Exempelhaft rollt Anne Zohra Berrached dieses Dilemma mit seinen ethischen und gesundheitlichen Implikationen auf, erkennbar darauf bedacht, sie nicht gegeneinander auszuspielen. Die 1982 geborene Regisseurin setzt erneut auf die Stilmittel, die sie schon in ihrem Debüt "Zwei Mütter" (2013) genutzt hat: Sorgfältige Recherchen, die Auftritte echter Ärzte, Psychologen und Hebammen im Film, ein von professionellen Schauspielern gespieltes Paar, das diskussionsfreudig alle Argumente und Möglichkeiten miteinander verhandelt. Insbesondere die der Spätabtreibung auch nach der 24. Schwangerschaftswoche, bei der das ungeborene Kind durch eine Spritze getötet wird: für die Mutter risikoarm, (in Deutschland) juristisch abgesichert, in moralischer Hinsicht aber auch unter Medizinern höchst umstritten.
Keine Auflösung der Gewissensfrage
Eine Auflösung dieser Gewissensfrage darf man von "24 Wochen" nicht erwarten.

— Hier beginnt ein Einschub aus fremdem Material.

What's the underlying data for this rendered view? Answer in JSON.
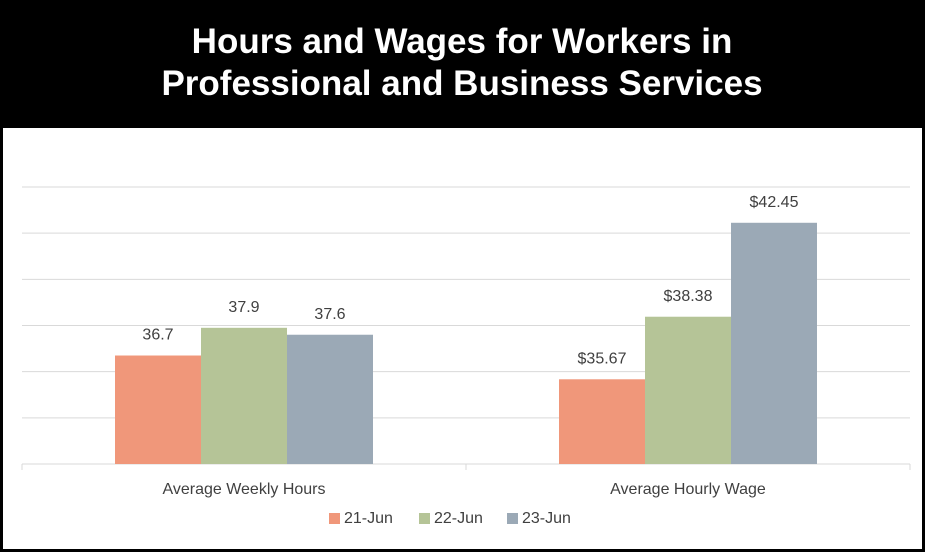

Berracheds erklärte Absicht ist eine offene Debatte über die Praxis der Spätabtreibung, kein Bekenntnis zu einer Position. Leicht macht sie es sich also nicht, und wie konsequent sie es ihren Figuren verweigert, eine für sie konforme Lösung zu finden – neben allem anderen ist auch noch Astrids Prominenz ein bedeutsamer Faktor –, ist durchaus beachtlich. Gleichwohl lässt sich über die schematische Ausrichtung des Drehbuchs nicht hinwegsehen, in dem jede Szene und Dialogzeile sich dem Thema des Films unterordnen. Das macht "24 Wochen" recht vorhersehbar, sobald man die Konstruktion einmal durchschaut hat, und den Disput damit ziemlich spannungsarm. Zumal die Akribie des Drehbuchs keine Entsprechung in der Inszenierung findet: Die Ästhetik bleibt auf Fernsehniveau, und selbst so patente Darsteller wie Julia Jentsch und Bjarne Mädel können ihre Figuren nicht immer von ihren papierenen Ursprüngen befreien. So anerkennenswert die intime Nähe und gründliche Recherche des Films sind – etwas mehr formaler Wagemut hätte ihm definitiv nicht geschadet.